Paterson, NJ was the gem in the crown of the American Industrial Revolution; a city of unmistakable value, not only for its industrial production, innovative design and inspiring pioneers, but for its unyielding strength, surviving numerous floods, fire, a tornado, and the crime and poverty that plague its people today. Paterson has always been rich, not in terms of monetary value, but in the spectrum of cultures reflected by its ever-diverse and growing population.

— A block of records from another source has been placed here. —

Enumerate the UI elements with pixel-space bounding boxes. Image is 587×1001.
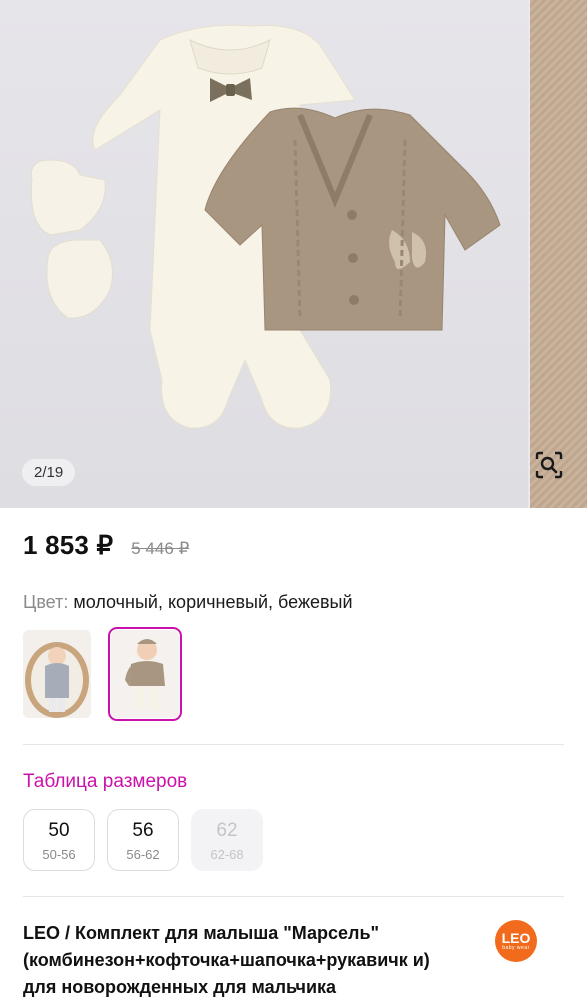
variant-grey[interactable] (23, 630, 91, 718)
brand-logo-subtext: baby wear (502, 944, 530, 951)
size-table-link[interactable]: Таблица размеров (23, 771, 187, 793)
old-price: 5 446 ₽ (131, 539, 190, 558)
main-product-photo[interactable] (0, 0, 528, 508)
color-info: Цвет: молочный, коричневый, бежевый (23, 592, 353, 613)
size-value: 62 (216, 820, 238, 841)
divider (23, 896, 564, 897)
image-search-icon[interactable] (530, 446, 568, 484)
current-price: 1 853 ₽ (23, 530, 114, 560)
size-selector: 50 50-56 56 56-62 62 62-68 (23, 809, 263, 871)
divider (23, 744, 564, 745)
brand-logo[interactable]: LEO baby wear (495, 920, 537, 962)
next-product-photo[interactable] (530, 0, 587, 508)
product-title: LEO / Комплект для малыша "Марсель" (ком… (23, 923, 430, 997)
size-option-56[interactable]: 56 56-62 (107, 809, 179, 871)
size-option-50[interactable]: 50 50-56 (23, 809, 95, 871)
size-range: 50-56 (42, 847, 76, 862)
gallery-counter: 2/19 (22, 459, 76, 486)
product-illustration (30, 24, 501, 429)
color-value: молочный, коричневый, бежевый (73, 592, 353, 612)
size-value: 56 (132, 820, 154, 841)
price-block: 1 853 ₽ 5 446 ₽ (23, 530, 189, 561)
variant-grey-thumbnail (23, 630, 91, 718)
product-gallery[interactable]: 2/19 (0, 0, 587, 508)
color-label: Цвет: (23, 592, 69, 612)
color-variants (23, 627, 182, 721)
variant-brown[interactable] (108, 627, 182, 721)
variant-brown-thumbnail (111, 630, 179, 718)
brand-logo-text: LEO (501, 929, 531, 946)
size-option-62: 62 62-68 (191, 809, 263, 871)
size-range: 62-68 (210, 847, 244, 862)
size-value: 50 (48, 820, 70, 841)
size-range: 56-62 (126, 847, 160, 862)
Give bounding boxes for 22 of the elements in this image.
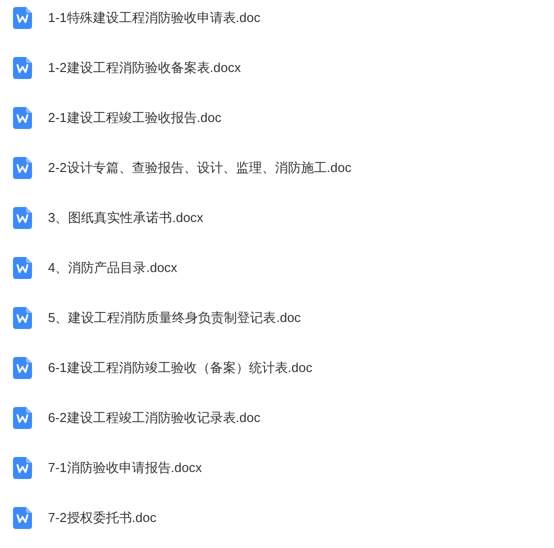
file-name[interactable]: 2-1建设工程竣工验收报告.doc xyxy=(48,108,222,128)
file-name[interactable]: 3、图纸真实性承诺书.docx xyxy=(48,208,204,228)
document-icon xyxy=(13,307,32,329)
document-icon xyxy=(13,107,32,129)
document-icon xyxy=(13,7,32,29)
file-name[interactable]: 5、建设工程消防质量终身负责制登记表.doc xyxy=(48,308,301,328)
document-icon xyxy=(13,507,32,529)
document-icon xyxy=(13,357,32,379)
document-icon xyxy=(13,207,32,229)
document-icon xyxy=(13,257,32,279)
document-icon xyxy=(13,57,32,79)
file-name[interactable]: 6-2建设工程竣工消防验收记录表.doc xyxy=(48,408,260,428)
file-name[interactable]: 2-2设计专篇、查验报告、设计、监理、消防施工.doc xyxy=(48,158,352,178)
file-name[interactable]: 4、消防产品目录.docx xyxy=(48,258,178,278)
file-name[interactable]: 6-1建设工程消防竣工验收（备案）统计表.doc xyxy=(48,358,312,378)
file-name[interactable]: 1-1特殊建设工程消防验收申请表.doc xyxy=(48,8,260,28)
document-icon xyxy=(13,407,32,429)
document-icon xyxy=(13,457,32,479)
file-name[interactable]: 7-2授权委托书.doc xyxy=(48,508,156,528)
file-name[interactable]: 1-2建设工程消防验收备案表.docx xyxy=(48,58,241,78)
document-icon xyxy=(13,157,32,179)
file-name[interactable]: 7-1消防验收申请报告.docx xyxy=(48,458,202,478)
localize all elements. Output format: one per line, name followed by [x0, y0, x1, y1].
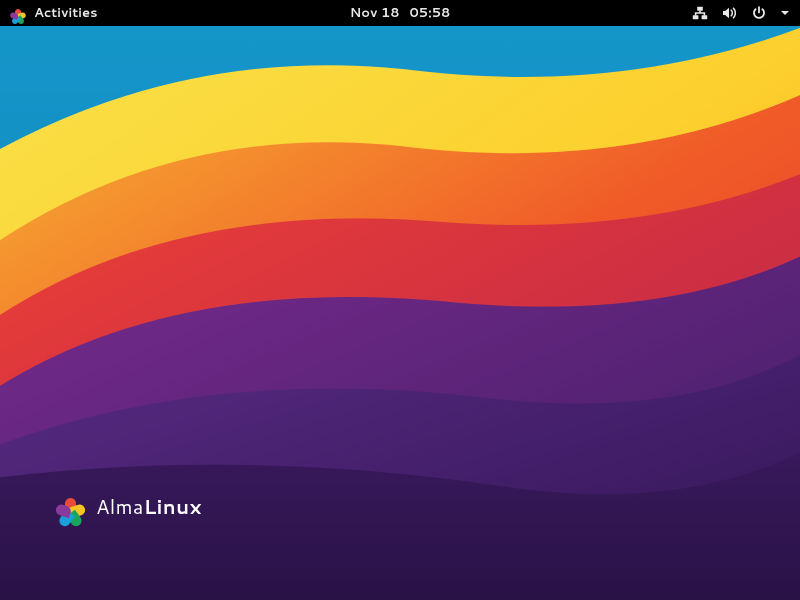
clock-date: Nov 18 [350, 4, 400, 22]
almalinux-icon [10, 5, 26, 21]
system-status-area[interactable] [692, 6, 790, 20]
activities-button[interactable]: Activities [34, 4, 98, 22]
volume-high-icon [722, 6, 738, 20]
network-wired-icon [692, 6, 708, 20]
top-panel: Activities Nov 18 05:58 [0, 0, 800, 26]
distro-name: AlmaLinux [96, 493, 202, 521]
clock-button[interactable]: Nov 18 05:58 [350, 4, 451, 22]
clock-time: 05:58 [410, 4, 451, 22]
power-icon [752, 6, 766, 20]
almalinux-logo-icon [56, 492, 86, 522]
distro-brand: AlmaLinux [56, 492, 202, 522]
chevron-down-icon [780, 9, 790, 17]
top-panel-left: Activities [10, 4, 98, 22]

Though the last names have changed and the factories have since closed, the shadow of Paterson’s past can still be seen today in the remnants of the silk mills and dye houses, the grand architecture that lines its Downtown and Eastside sections; it can still be heard in the echoes of the majestic Great Falls and the crowded streets that have developed around it. Paterson has always been home to a working class of many different cultures and creeds, as can be seen in the hundreds of houses of worship that grace the city, and perhaps thousands of ethnically inspired eateries that stretch across Paterson’s 14 zip codes.
While the last two centuries may have dulled its shine, its resilience betrays its flaws. Despite its current unfortunate reputation among the surrounding suburban towns, Paterson remains both unbreakable and unmoved from its place in American history, and Patersonians continue to defend their home with pride. The skyline of steeples and smokestacks not only frames its past, which honors its motto of “Hope and Labor” but the extended landscape surrounding the historical center is a testimony to Paterson’s influence. There would be no suburbs without this urban core.
Both nature and man played pivotal roles in Paterson’s founding and living legacy. This exhibit will not only honor both, but is intended to move us as a society to appreciate, cultivate and reform Paterson back to its former glory…with Hope & Labor.